The merge point is the PR. If a Mac feat/ branch and some chat-<id> touched the same files, GitHub flags the conflict during PR review — surfaced centrally, resolved by a human. Better there than after merging into main.

Implicit contract: every Claude session's output goes through a PR, never directly to main. Earlier posts (CI/CD, staging-asymmetry's workflow table) already codify this; the worktree model strengthens it — branches are structurally divorced from main, and pushing to main takes explicit extra steps.

§ 099. A few non-obvious details

• Branch name = chat-<telegram_id> directly — no naming needed from users, globally unique, stable across sessions for the same chat
• ff_pull vs. rebase_onto_main: the main clone stays on main and uses fast-forward pull to keep history linear; worktree branches may have diverged by several commits, so rebase is the right shape
• The primary clone isn't a chat workspace: CI/CD and docker compose point at it, and Claude never writes to it — reduces accidental interference
• Worktree directory layout is workspace-scoped: workspaces/<workspace>/chat-<id>/, so one bot can manage multiple repos (one workspace root per project)

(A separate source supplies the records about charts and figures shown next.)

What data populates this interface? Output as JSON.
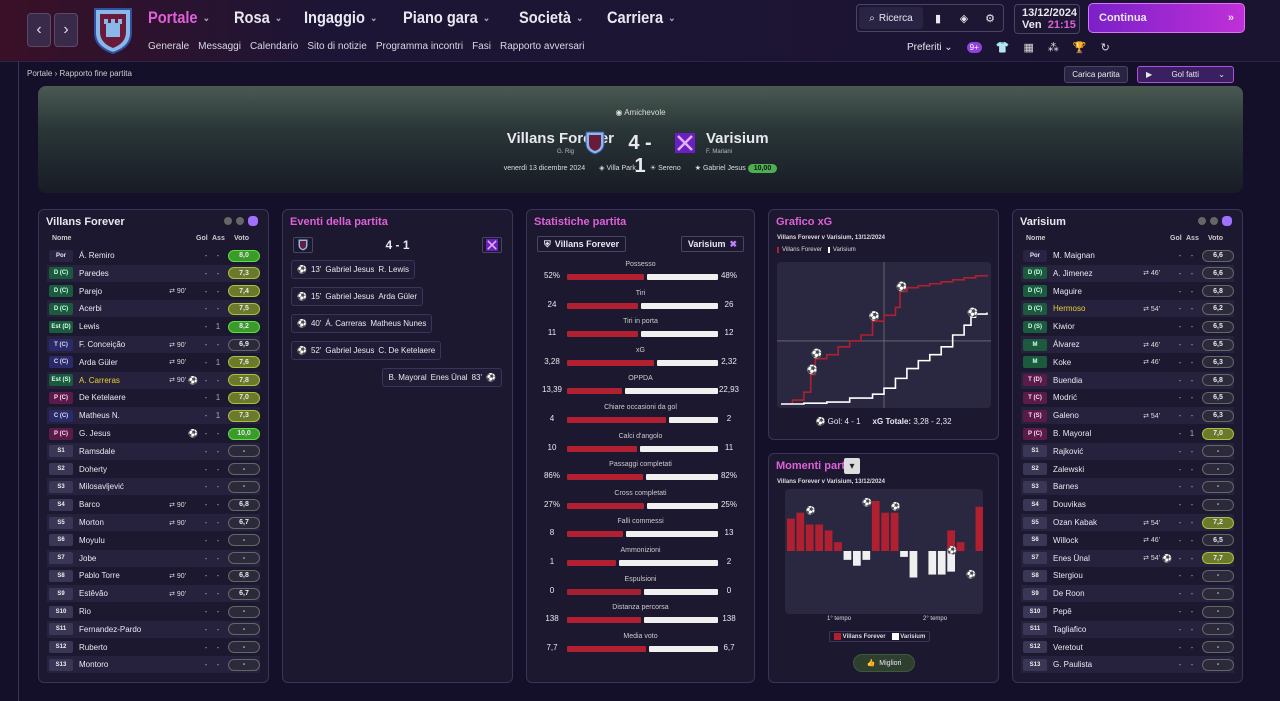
{
  "nav": {
    "back": "‹",
    "forward": "›",
    "menus": [
      {
        "label": "Portale",
        "active": true
      },
      {
        "label": "Rosa"
      },
      {
        "label": "Ingaggio"
      },
      {
        "label": "Piano gara"
      },
      {
        "label": "Società"
      },
      {
        "label": "Carriera"
      }
    ],
    "submenu": [
      "Generale",
      "Messaggi",
      "Calendario",
      "Sito di notizie",
      "Programma incontri",
      "Fasi",
      "Rapporto avversari"
    ],
    "search": "Ricerca",
    "date": "13/12/2024",
    "day": "Ven",
    "time": "21:15",
    "continue": "Continua",
    "favorites": "Preferiti",
    "badge": "9+"
  },
  "breadcrumb": {
    "home": "Portale",
    "current": "Rapporto fine partita"
  },
  "actions": {
    "load": "Carica partita",
    "goals": "Gol fatti"
  },
  "match": {
    "competition": "Amichevole",
    "home": "Villans Forever",
    "home_manager": "G. Rig",
    "score": "4 - 1",
    "away": "Varisium",
    "away_manager": "F. Mariani",
    "date": "venerdì 13 dicembre 2024",
    "stadium": "Villa Park",
    "weather": "Sereno",
    "potm": "Gabriel Jesus",
    "potm_rating": "10,00"
  },
  "home_panel": {
    "title": "Villans Forever",
    "cols": {
      "name": "Nome",
      "gol": "Gol",
      "ass": "Ass",
      "voto": "Voto"
    },
    "rows": [
      {
        "pos": "Por",
        "t": "gk",
        "name": "Á. Remiro",
        "sub": "",
        "sym": "",
        "g": "-",
        "a": "-",
        "v": "8,0",
        "vc": "gg"
      },
      {
        "pos": "D (C)",
        "t": "def",
        "name": "Paredes",
        "sub": "",
        "sym": "",
        "g": "-",
        "a": "-",
        "v": "7,3",
        "vc": "g"
      },
      {
        "pos": "D (C)",
        "t": "def",
        "name": "Parejo",
        "sub": "⇄ 90'",
        "sym": "",
        "g": "-",
        "a": "-",
        "v": "7,4",
        "vc": "g"
      },
      {
        "pos": "D (C)",
        "t": "def",
        "name": "Acerbi",
        "sub": "",
        "sym": "",
        "g": "-",
        "a": "-",
        "v": "7,5",
        "vc": "g"
      },
      {
        "pos": "Est (D)",
        "t": "def",
        "name": "Lewis",
        "sub": "",
        "sym": "",
        "g": "-",
        "a": "1",
        "v": "8,2",
        "vc": "gg"
      },
      {
        "pos": "T (C)",
        "t": "mid",
        "name": "F. Conceição",
        "sub": "⇄ 90'",
        "sym": "",
        "g": "-",
        "a": "-",
        "v": "6,9",
        "vc": ""
      },
      {
        "pos": "C (C)",
        "t": "mid",
        "name": "Arda Güler",
        "sub": "⇄ 90'",
        "sym": "",
        "g": "-",
        "a": "1",
        "v": "7,6",
        "vc": "g"
      },
      {
        "pos": "Est (S)",
        "t": "def",
        "name": "A. Carreras",
        "hl": true,
        "sub": "⇄ 90'",
        "sym": "⚽",
        "g": "-",
        "a": "-",
        "v": "7,8",
        "vc": "g"
      },
      {
        "pos": "P (C)",
        "t": "att",
        "name": "De Ketelaere",
        "sub": "",
        "sym": "",
        "g": "-",
        "a": "1",
        "v": "7,0",
        "vc": "g"
      },
      {
        "pos": "C (C)",
        "t": "mid",
        "name": "Matheus N.",
        "sub": "",
        "sym": "",
        "g": "-",
        "a": "1",
        "v": "7,3",
        "vc": "g"
      },
      {
        "pos": "P (C)",
        "t": "att",
        "name": "G. Jesus",
        "sub": "",
        "sym": "⚽",
        "g": "-",
        "a": "-",
        "v": "10,0",
        "vc": "gg"
      },
      {
        "pos": "S1",
        "t": "sub",
        "name": "Ramsdale",
        "sub": "",
        "sym": "",
        "g": "-",
        "a": "-",
        "v": "-",
        "vc": ""
      },
      {
        "pos": "S2",
        "t": "sub",
        "name": "Doherty",
        "sub": "",
        "sym": "",
        "g": "-",
        "a": "-",
        "v": "-",
        "vc": ""
      },
      {
        "pos": "S3",
        "t": "sub",
        "name": "Milosavljević",
        "sub": "",
        "sym": "",
        "g": "-",
        "a": "-",
        "v": "-",
        "vc": ""
      },
      {
        "pos": "S4",
        "t": "sub",
        "name": "Barco",
        "sub": "⇄ 90'",
        "sym": "",
        "g": "-",
        "a": "-",
        "v": "6,8",
        "vc": ""
      },
      {
        "pos": "S5",
        "t": "sub",
        "name": "Morton",
        "sub": "⇄ 90'",
        "sym": "",
        "g": "-",
        "a": "-",
        "v": "6,7",
        "vc": ""
      },
      {
        "pos": "S6",
        "t": "sub",
        "name": "Moyulu",
        "sub": "",
        "sym": "",
        "g": "-",
        "a": "-",
        "v": "-",
        "vc": ""
      },
      {
        "pos": "S7",
        "t": "sub",
        "name": "Jobe",
        "sub": "",
        "sym": "",
        "g": "-",
        "a": "-",
        "v": "-",
        "vc": ""
      },
      {
        "pos": "S8",
        "t": "sub",
        "name": "Pablo Torre",
        "sub": "⇄ 90'",
        "sym": "",
        "g": "-",
        "a": "-",
        "v": "6,8",
        "vc": ""
      },
      {
        "pos": "S9",
        "t": "sub",
        "name": "Estêvão",
        "sub": "⇄ 90'",
        "sym": "",
        "g": "-",
        "a": "-",
        "v": "6,7",
        "vc": ""
      },
      {
        "pos": "S10",
        "t": "sub",
        "name": "Rio",
        "sub": "",
        "sym": "",
        "g": "-",
        "a": "-",
        "v": "-",
        "vc": ""
      },
      {
        "pos": "S11",
        "t": "sub",
        "name": "Fernandez-Pardo",
        "sub": "",
        "sym": "",
        "g": "-",
        "a": "-",
        "v": "-",
        "vc": ""
      },
      {
        "pos": "S12",
        "t": "sub",
        "name": "Ruberto",
        "sub": "",
        "sym": "",
        "g": "-",
        "a": "-",
        "v": "-",
        "vc": ""
      },
      {
        "pos": "S13",
        "t": "sub",
        "name": "Montoro",
        "sub": "",
        "sym": "",
        "g": "-",
        "a": "-",
        "v": "-",
        "vc": ""
      }
    ]
  },
  "away_panel": {
    "title": "Varisium",
    "cols": {
      "name": "Nome",
      "gol": "Gol",
      "ass": "Ass",
      "voto": "Voto"
    },
    "rows": [
      {
        "pos": "Por",
        "t": "gk",
        "name": "M. Maignan",
        "sub": "",
        "sym": "",
        "g": "-",
        "a": "-",
        "v": "6,6",
        "vc": ""
      },
      {
        "pos": "D (D)",
        "t": "def",
        "name": "A. Jimenez",
        "sub": "⇄ 46'",
        "sym": "",
        "g": "-",
        "a": "-",
        "v": "6,6",
        "vc": ""
      },
      {
        "pos": "D (C)",
        "t": "def",
        "name": "Maguire",
        "sub": "",
        "sym": "",
        "g": "-",
        "a": "-",
        "v": "6,8",
        "vc": ""
      },
      {
        "pos": "D (C)",
        "t": "def",
        "name": "Hermoso",
        "hl": true,
        "sub": "⇄ 54'",
        "sym": "",
        "g": "-",
        "a": "-",
        "v": "6,2",
        "vc": ""
      },
      {
        "pos": "D (S)",
        "t": "def",
        "name": "Kiwior",
        "sub": "",
        "sym": "",
        "g": "-",
        "a": "-",
        "v": "6,5",
        "vc": ""
      },
      {
        "pos": "M",
        "t": "def",
        "name": "Álvarez",
        "sub": "⇄ 46'",
        "sym": "",
        "g": "-",
        "a": "-",
        "v": "6,5",
        "vc": ""
      },
      {
        "pos": "M",
        "t": "def",
        "name": "Koke",
        "sub": "⇄ 46'",
        "sym": "",
        "g": "-",
        "a": "-",
        "v": "6,3",
        "vc": ""
      },
      {
        "pos": "T (D)",
        "t": "att",
        "name": "Buendia",
        "sub": "",
        "sym": "",
        "g": "-",
        "a": "-",
        "v": "6,8",
        "vc": ""
      },
      {
        "pos": "T (C)",
        "t": "att",
        "name": "Modrić",
        "sub": "",
        "sym": "",
        "g": "-",
        "a": "-",
        "v": "6,5",
        "vc": ""
      },
      {
        "pos": "T (S)",
        "t": "att",
        "name": "Galeno",
        "sub": "⇄ 54'",
        "sym": "",
        "g": "-",
        "a": "-",
        "v": "6,3",
        "vc": ""
      },
      {
        "pos": "P (C)",
        "t": "att",
        "name": "B. Mayoral",
        "sub": "",
        "sym": "",
        "g": "-",
        "a": "1",
        "v": "7,0",
        "vc": "g"
      },
      {
        "pos": "S1",
        "t": "sub",
        "name": "Rajković",
        "sub": "",
        "sym": "",
        "g": "-",
        "a": "-",
        "v": "-",
        "vc": ""
      },
      {
        "pos": "S2",
        "t": "sub",
        "name": "Zalewski",
        "sub": "",
        "sym": "",
        "g": "-",
        "a": "-",
        "v": "-",
        "vc": ""
      },
      {
        "pos": "S3",
        "t": "sub",
        "name": "Barnes",
        "sub": "",
        "sym": "",
        "g": "-",
        "a": "-",
        "v": "-",
        "vc": ""
      },
      {
        "pos": "S4",
        "t": "sub",
        "name": "Douvikas",
        "sub": "",
        "sym": "",
        "g": "-",
        "a": "-",
        "v": "-",
        "vc": ""
      },
      {
        "pos": "S5",
        "t": "sub",
        "name": "Ozan Kabak",
        "sub": "⇄ 54'",
        "sym": "",
        "g": "-",
        "a": "-",
        "v": "7,2",
        "vc": "g"
      },
      {
        "pos": "S6",
        "t": "sub",
        "name": "Willock",
        "sub": "⇄ 46'",
        "sym": "",
        "g": "-",
        "a": "-",
        "v": "6,5",
        "vc": ""
      },
      {
        "pos": "S7",
        "t": "sub",
        "name": "Enes Ünal",
        "sub": "⇄ 54'",
        "sym": "⚽",
        "g": "-",
        "a": "-",
        "v": "7,7",
        "vc": "g"
      },
      {
        "pos": "S8",
        "t": "sub",
        "name": "Stergiou",
        "sub": "",
        "sym": "",
        "g": "-",
        "a": "-",
        "v": "-",
        "vc": ""
      },
      {
        "pos": "S9",
        "t": "sub",
        "name": "De Roon",
        "sub": "",
        "sym": "",
        "g": "-",
        "a": "-",
        "v": "-",
        "vc": ""
      },
      {
        "pos": "S10",
        "t": "sub",
        "name": "Pepê",
        "sub": "",
        "sym": "",
        "g": "-",
        "a": "-",
        "v": "-",
        "vc": ""
      },
      {
        "pos": "S11",
        "t": "sub",
        "name": "Tagliafico",
        "sub": "",
        "sym": "",
        "g": "-",
        "a": "-",
        "v": "-",
        "vc": ""
      },
      {
        "pos": "S12",
        "t": "sub",
        "name": "Veretout",
        "sub": "",
        "sym": "",
        "g": "-",
        "a": "-",
        "v": "-",
        "vc": ""
      },
      {
        "pos": "S13",
        "t": "sub",
        "name": "G. Paulista",
        "sub": "",
        "sym": "",
        "g": "-",
        "a": "-",
        "v": "-",
        "vc": ""
      }
    ]
  },
  "events": {
    "title": "Eventi della partita",
    "score": "4 - 1",
    "items": [
      {
        "min": "13'",
        "scorer": "Gabriel Jesus",
        "assist": "R. Lewis",
        "side": "home"
      },
      {
        "min": "15'",
        "scorer": "Gabriel Jesus",
        "assist": "Arda Güler",
        "side": "home"
      },
      {
        "min": "40'",
        "scorer": "Á. Carreras",
        "assist": "Matheus Nunes",
        "side": "home"
      },
      {
        "min": "52'",
        "scorer": "Gabriel Jesus",
        "assist": "C. De Ketelaere",
        "side": "home"
      },
      {
        "min": "83'",
        "scorer": "Enes Ünal",
        "assist": "B. Mayoral",
        "side": "away"
      }
    ]
  },
  "stats": {
    "title": "Statistiche partita",
    "home": "Villans Forever",
    "away": "Varisium",
    "items": [
      {
        "label": "Possesso",
        "h": "52%",
        "a": "48%",
        "hv": 52,
        "av": 48
      },
      {
        "label": "Tiri",
        "h": "24",
        "a": "26",
        "hv": 24,
        "av": 26
      },
      {
        "label": "Tiri in porta",
        "h": "11",
        "a": "12",
        "hv": 11,
        "av": 12
      },
      {
        "label": "xG",
        "h": "3,28",
        "a": "2,32",
        "hv": 3.28,
        "av": 2.32
      },
      {
        "label": "OPPDA",
        "h": "13,39",
        "a": "22,93",
        "hv": 13.39,
        "av": 22.93
      },
      {
        "label": "Chiare occasioni da gol",
        "h": "4",
        "a": "2",
        "hv": 4,
        "av": 2
      },
      {
        "label": "Calci d'angolo",
        "h": "10",
        "a": "11",
        "hv": 10,
        "av": 11
      },
      {
        "label": "Passaggi completati",
        "h": "86%",
        "a": "82%",
        "hv": 86,
        "av": 82
      },
      {
        "label": "Cross completati",
        "h": "27%",
        "a": "25%",
        "hv": 27,
        "av": 25
      },
      {
        "label": "Falli commessi",
        "h": "8",
        "a": "13",
        "hv": 8,
        "av": 13
      },
      {
        "label": "Ammonizioni",
        "h": "1",
        "a": "2",
        "hv": 1,
        "av": 2
      },
      {
        "label": "Espulsioni",
        "h": "0",
        "a": "0",
        "hv": 0,
        "av": 0
      },
      {
        "label": "Distanza percorsa",
        "h": "138",
        "a": "138",
        "hv": 138,
        "av": 138
      },
      {
        "label": "Media voto",
        "h": "7,7",
        "a": "6,7",
        "hv": 7.7,
        "av": 6.7
      }
    ]
  },
  "xg": {
    "title": "Grafico xG",
    "subtitle": "Villans Forever v Varisium, 13/12/2024",
    "legend_home": "Villans Forever",
    "legend_away": "Varisium",
    "goals": "Gol: 4 - 1",
    "xg_total_label": "xG Totale:",
    "xg_total": "3,28 - 2,32"
  },
  "moments": {
    "title": "Momenti partita",
    "subtitle": "Villans Forever v Varisium, 13/12/2024",
    "half1": "1° tempo",
    "half2": "2° tempo",
    "legend_home": "Villans Forever",
    "legend_away": "Varisium",
    "best": "Migliori"
  },
  "chart_data": [
    {
      "type": "line",
      "title": "Grafico xG",
      "series": [
        {
          "name": "Villans Forever",
          "color": "#b02030",
          "x": [
            0,
            5,
            10,
            13,
            15,
            20,
            25,
            30,
            35,
            40,
            45,
            50,
            52,
            55,
            60,
            65,
            70,
            75,
            80,
            85,
            90
          ],
          "y": [
            0,
            0.1,
            0.3,
            0.75,
            1.15,
            1.25,
            1.45,
            1.6,
            1.75,
            2.1,
            2.25,
            2.45,
            2.85,
            2.95,
            3.0,
            3.05,
            3.1,
            3.15,
            3.2,
            3.25,
            3.28
          ]
        },
        {
          "name": "Varisium",
          "color": "#ffffff",
          "x": [
            0,
            10,
            20,
            30,
            40,
            45,
            50,
            55,
            60,
            65,
            70,
            75,
            80,
            83,
            85,
            90
          ],
          "y": [
            0,
            0.02,
            0.05,
            0.15,
            0.25,
            0.4,
            0.65,
            0.9,
            1.1,
            1.25,
            1.45,
            1.75,
            2.0,
            2.2,
            2.28,
            2.32
          ]
        }
      ]
    },
    {
      "type": "bar",
      "title": "Momenti partita",
      "series": [
        {
          "name": "Villans Forever",
          "values": [
            0.55,
            0.65,
            0.45,
            0.45,
            0.35,
            0.15,
            0,
            0,
            0,
            0.85,
            0.65,
            0.65,
            0,
            0,
            0,
            0,
            0,
            0.35,
            0.15,
            0,
            0.75
          ]
        },
        {
          "name": "Varisium",
          "values": [
            0,
            0,
            0,
            0,
            0,
            0,
            0.15,
            0.25,
            0.15,
            0,
            0,
            0,
            0.1,
            0.45,
            0,
            0.4,
            0.4,
            0.35,
            0,
            0,
            0
          ]
        }
      ]
    }
  ]
}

§ 1010. Why it's worth building

The tech isn't hard — git worktree has been around for a decade, and bot/worktree.py is under 100 lines. The hard part is recognizing "concurrent Claude needs filesystem-level isolation" as the problem to solve.

Once you see it, the rest is assembly. What it unlocks is a working mode that doesn't exist elsewhere: one person with N Claude agents, each on independent tracks, merging independently, no coordination overhead. Big refactor on the Mac while small fixes run in Telegram, plus a new feature dropped in from the subway. Fully concurrent, zero coordination.

For a solo developer, this is what makes "one person running multi-threaded" more than a slogan. Without worktree, all of the above has to queue.